The Reserve Bank of Australia on Friday warned of the impact of an ongoing drought, one of the worst in recent decades, on the country's economy.
The drought, which comes in the middle of winter affects eastern and southern Australia, including New South Wales state and close to 60 per cent of neighbouring Queensland, reports Efe news.
"While the prices of some farm products are currently quite high, the dry conditions will limit farm production," Governor Philip Lowe said in an address to the House of Representatives Standing Committee on Economics.
Lowe said that Australia's GDP grew by 1 per cent in the first quarter of the year and a "reasonable increase" is expected in the June quarter amid positive business conditions and increased spending on infrastructure.

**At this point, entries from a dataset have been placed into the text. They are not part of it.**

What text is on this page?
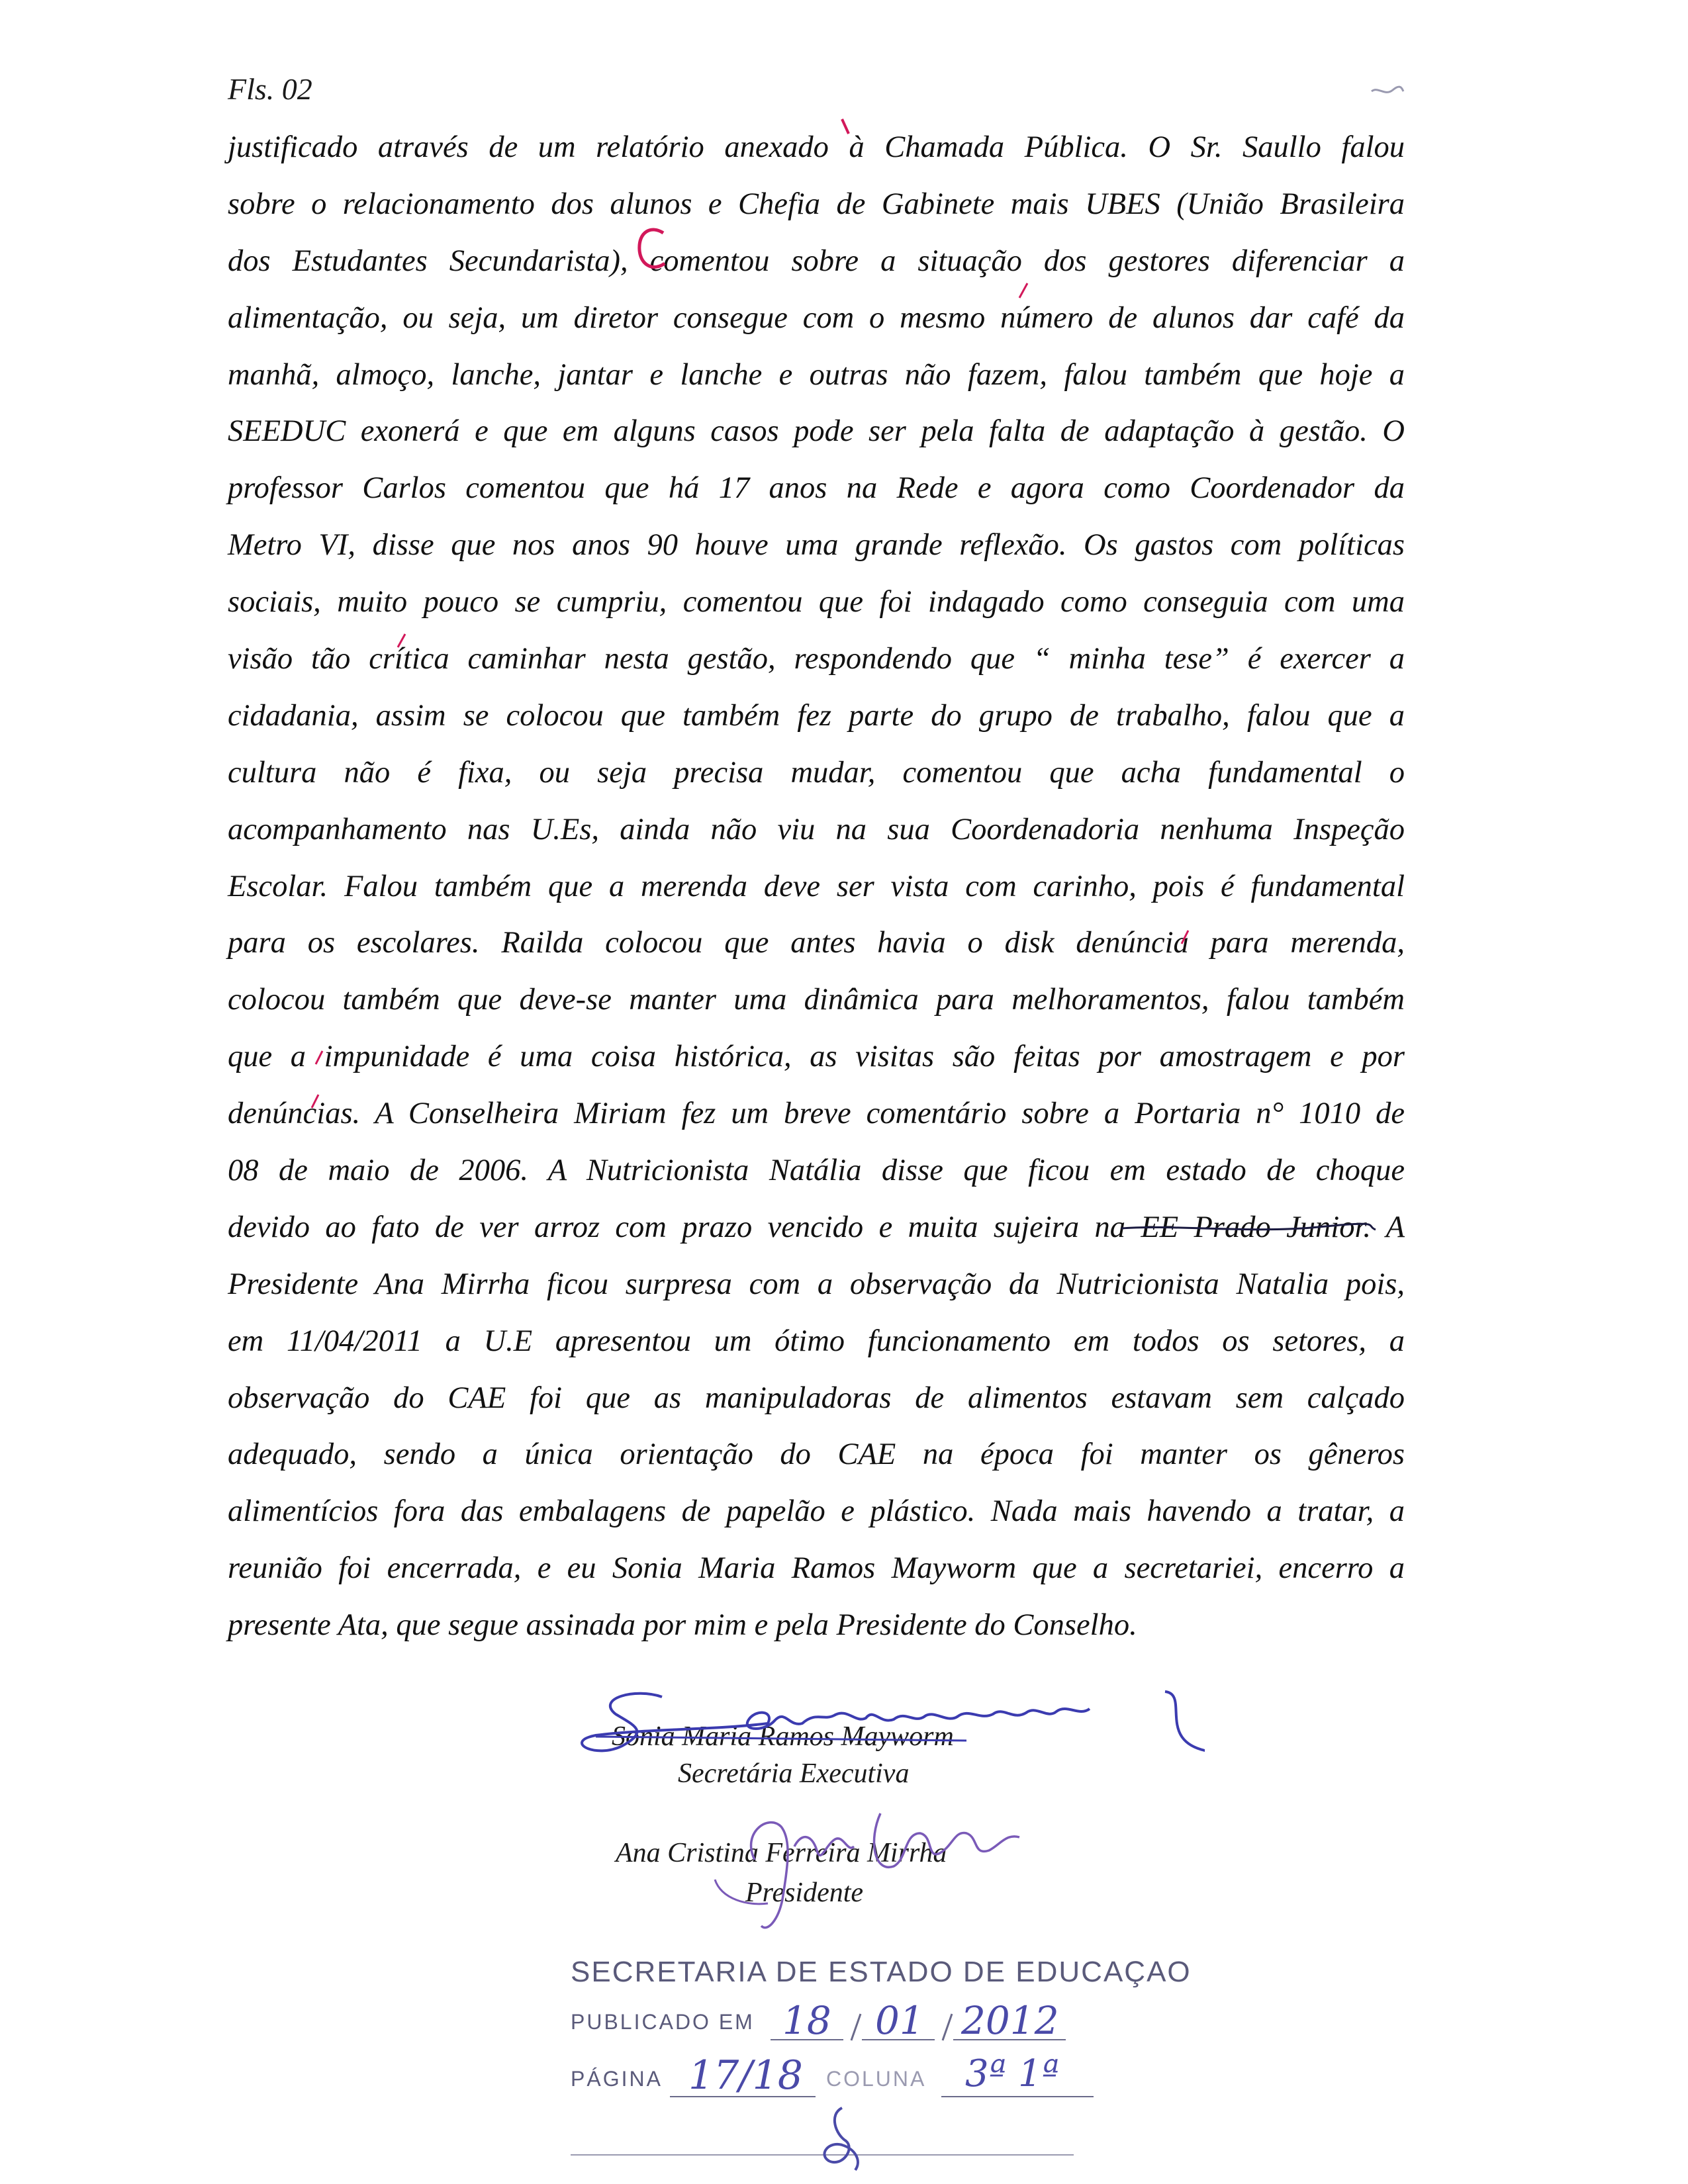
Fls. 02
justificado através de um relatório anexado à Chamada Pública. O Sr. Saullo falou
sobre o relacionamento dos alunos e Chefia de Gabinete mais UBES (União Brasileira
dos Estudantes Secundarista), comentou sobre a situação dos gestores diferenciar a
alimentação, ou seja, um diretor consegue com o mesmo número de alunos dar café da
manhã, almoço, lanche, jantar e lanche e outras não fazem, falou também que hoje a
SEEDUC exonerá e que em alguns casos pode ser pela falta de adaptação à gestão. O
professor Carlos comentou que há 17 anos na Rede e agora como Coordenador da
Metro VI, disse que nos anos 90 houve uma grande reflexão. Os gastos com políticas
sociais, muito pouco se cumpriu, comentou que foi indagado como conseguia com uma
visão tão crítica caminhar nesta gestão, respondendo que “ minha tese” é exercer a
cidadania, assim se colocou que também fez parte do grupo de trabalho, falou que a
cultura não é fixa, ou seja precisa mudar, comentou que acha fundamental o
acompanhamento nas U.Es, ainda não viu na sua Coordenadoria nenhuma Inspeção
Escolar. Falou também que a merenda deve ser vista com carinho, pois é fundamental
para os escolares. Railda colocou que antes havia o disk denúncia para merenda,
colocou também que deve-se manter uma dinâmica para melhoramentos, falou também
que a impunidade é uma coisa histórica, as visitas são feitas por amostragem e por
denúncias. A Conselheira Miriam fez um breve comentário sobre a Portaria n° 1010 de
08 de maio de 2006. A Nutricionista Natália disse que ficou em estado de choque
devido ao fato de ver arroz com prazo vencido e muita sujeira na EE Prado Junior. A
Presidente Ana Mirrha ficou surpresa com a observação da Nutricionista Natalia pois,
em 11/04/2011 a U.E apresentou um ótimo funcionamento em todos os setores, a
observação do CAE foi que as manipuladoras de alimentos estavam sem calçado
adequado, sendo a única orientação do CAE na época foi manter os gêneros
alimentícios fora das embalagens de papelão e plástico. Nada mais havendo a tratar, a
reunião foi encerrada, e eu Sonia Maria Ramos Mayworm que a secretariei, encerro a
presente Ata, que segue assinada por mim e pela Presidente do Conselho.
Sonia Maria Ramos Mayworm
Secretária Executiva
Ana Cristina Ferreira Mirrha
Presidente
SECRETARIA DE ESTADO DE EDUCAÇAO
PUBLICADO EM 18 01 2012
PÁGINA 17/18 COLUNA 3ª 1ª
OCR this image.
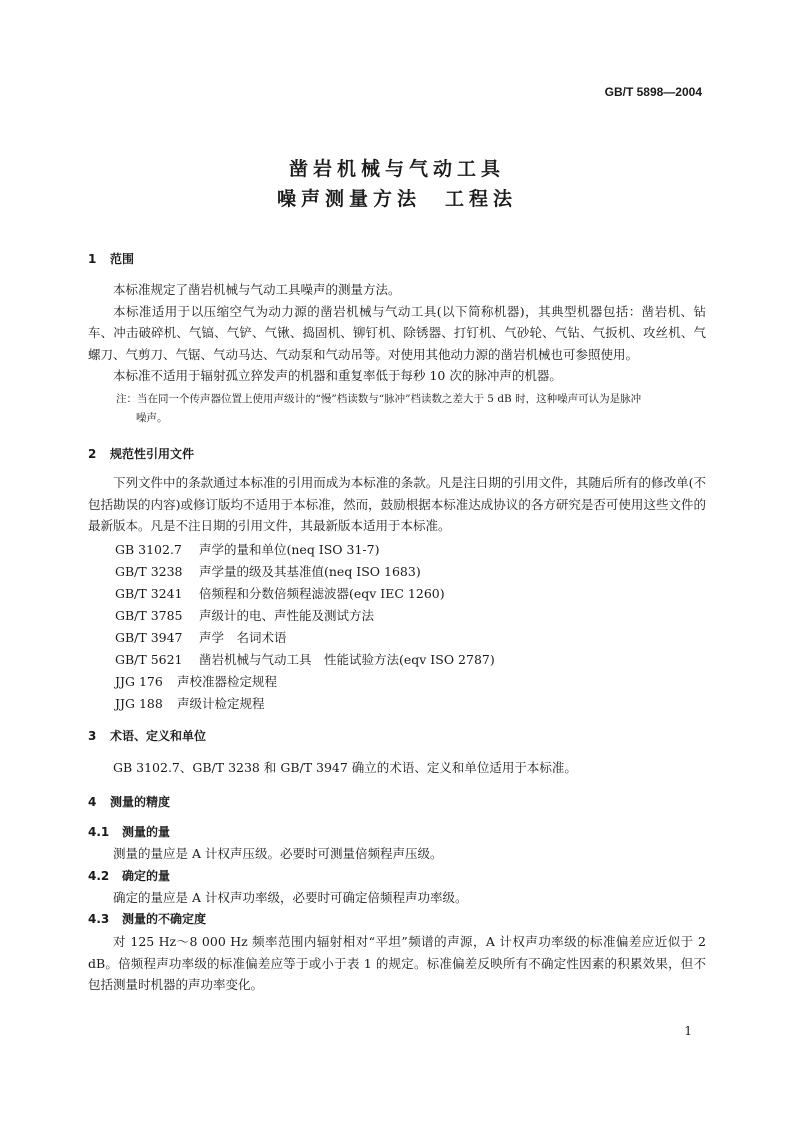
GB/T 5898—2004
凿岩机械与气动工具
噪声测量方法　工程法
1 范围

本标准规定了凿岩机械与气动工具噪声的测量方法。

本标准适用于以压缩空气为动力源的凿岩机械与气动工具(以下简称机器)，其典型机器包括：凿岩机、钻车、冲击破碎机、气镐、气铲、气锹、捣固机、铆钉机、除锈器、打钉机、气砂轮、气钻、气扳机、攻丝机、气螺刀、气剪刀、气锯、气动马达、气动泵和气动吊等。对使用其他动力源的凿岩机械也可参照使用。

本标准不适用于辐射孤立猝发声的机器和重复率低于每秒 10 次的脉冲声的机器。

注：当在同一个传声器位置上使用声级计的“慢”档读数与“脉冲”档读数之差大于 5 dB 时，这种噪声可认为是脉冲
噪声。
2 规范性引用文件

下列文件中的条款通过本标准的引用而成为本标准的条款。凡是注日期的引用文件，其随后所有的修改单(不包括勘误的内容)或修订版均不适用于本标准，然而，鼓励根据本标准达成协议的各方研究是否可使用这些文件的最新版本。凡是不注日期的引用文件，其最新版本适用于本标准。

GB 3102.7 声学的量和单位(neq ISO 31-7)
GB/T 3238 声学量的级及其基准值(neq ISO 1683)
GB/T 3241 倍频程和分数倍频程滤波器(eqv IEC 1260)
GB/T 3785 声级计的电、声性能及测试方法
GB/T 3947 声学　名词术语
GB/T 5621 凿岩机械与气动工具　性能试验方法(eqv ISO 2787)
JJG 176 声校准器检定规程
JJG 188 声级计检定规程
3 术语、定义和单位

GB 3102.7、GB/T 3238 和 GB/T 3947 确立的术语、定义和单位适用于本标准。

4 测量的精度
4.1 测量的量

测量的量应是 A 计权声压级。必要时可测量倍频程声压级。

4.2 确定的量

确定的量应是 A 计权声功率级，必要时可确定倍频程声功率级。

4.3 测量的不确定度

对 125 Hz～8 000 Hz 频率范围内辐射相对“平坦”频谱的声源，A 计权声功率级的标准偏差应近似于 2 dB。倍频程声功率级的标准偏差应等于或小于表 1 的规定。标准偏差反映所有不确定性因素的积累效果，但不包括测量时机器的声功率变化。

1
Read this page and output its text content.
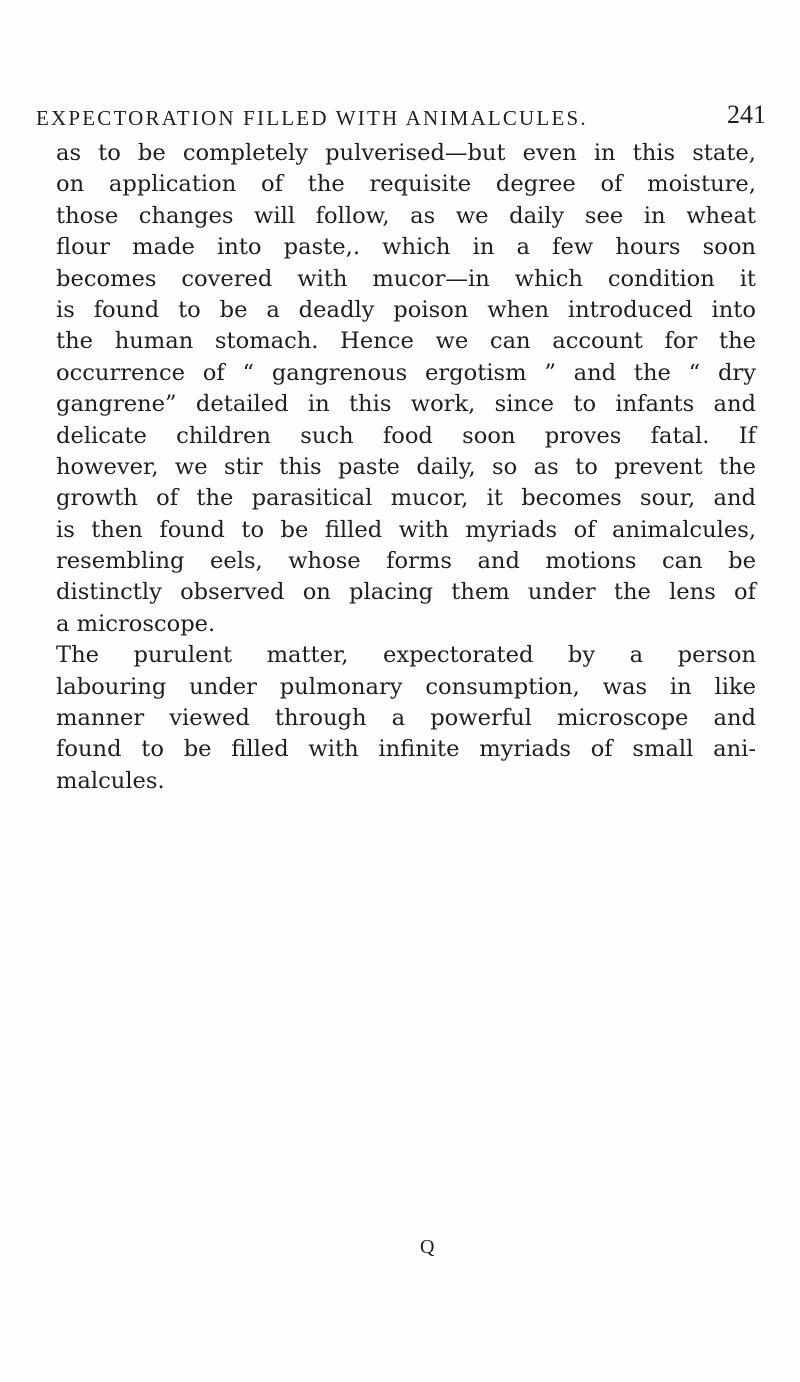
EXPECTORATION FILLED WITH ANIMALCULES.	241
as to be completely pulverised—but even in this state,
on application of the requisite degree of moisture,
those changes will follow, as we daily see in wheat
flour made into paste,. which in a few hours soon
becomes covered with mucor—in which condition it
is found to be a deadly poison when introduced into
the human stomach. Hence we can account for the
occurrence of “ gangrenous ergotism ” and the “ dry
gangrene” detailed in this work, since to infants and
delicate children such food soon proves fatal. If
however, we stir this paste daily, so as to prevent the
growth of the parasitical mucor, it becomes sour, and
is then found to be filled with myriads of animalcules,
resembling eels, whose forms and motions can be
distinctly observed on placing them under the lens of
a microscope.
The purulent matter, expectorated by a person
labouring under pulmonary consumption, was in like
manner viewed through a powerful microscope and
found to be filled with infinite myriads of small ani-
malcules.
Q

"According to the most recent data, GDP growth is 3.1 per cent, inflation is around 2 per cent and the unemployment rate is now below 5.5 per cent," Lowe said.
Lowe warned about the possibility of an escalation in trade tensions worldwide, a larger-than-expected pick-up in inflation in the US and global risks originating from a number of individual economies with country-specific structural and/or institutional vulnerabilities, including Argentina, Brazil, Italy, and Turkey.
He also mentioned the slowdown in housing markets in Sydney and Melbourne, which has reduced demand for credit by investors and a potential increase in interest rates, which have been at 1.5 per cent since August 2016.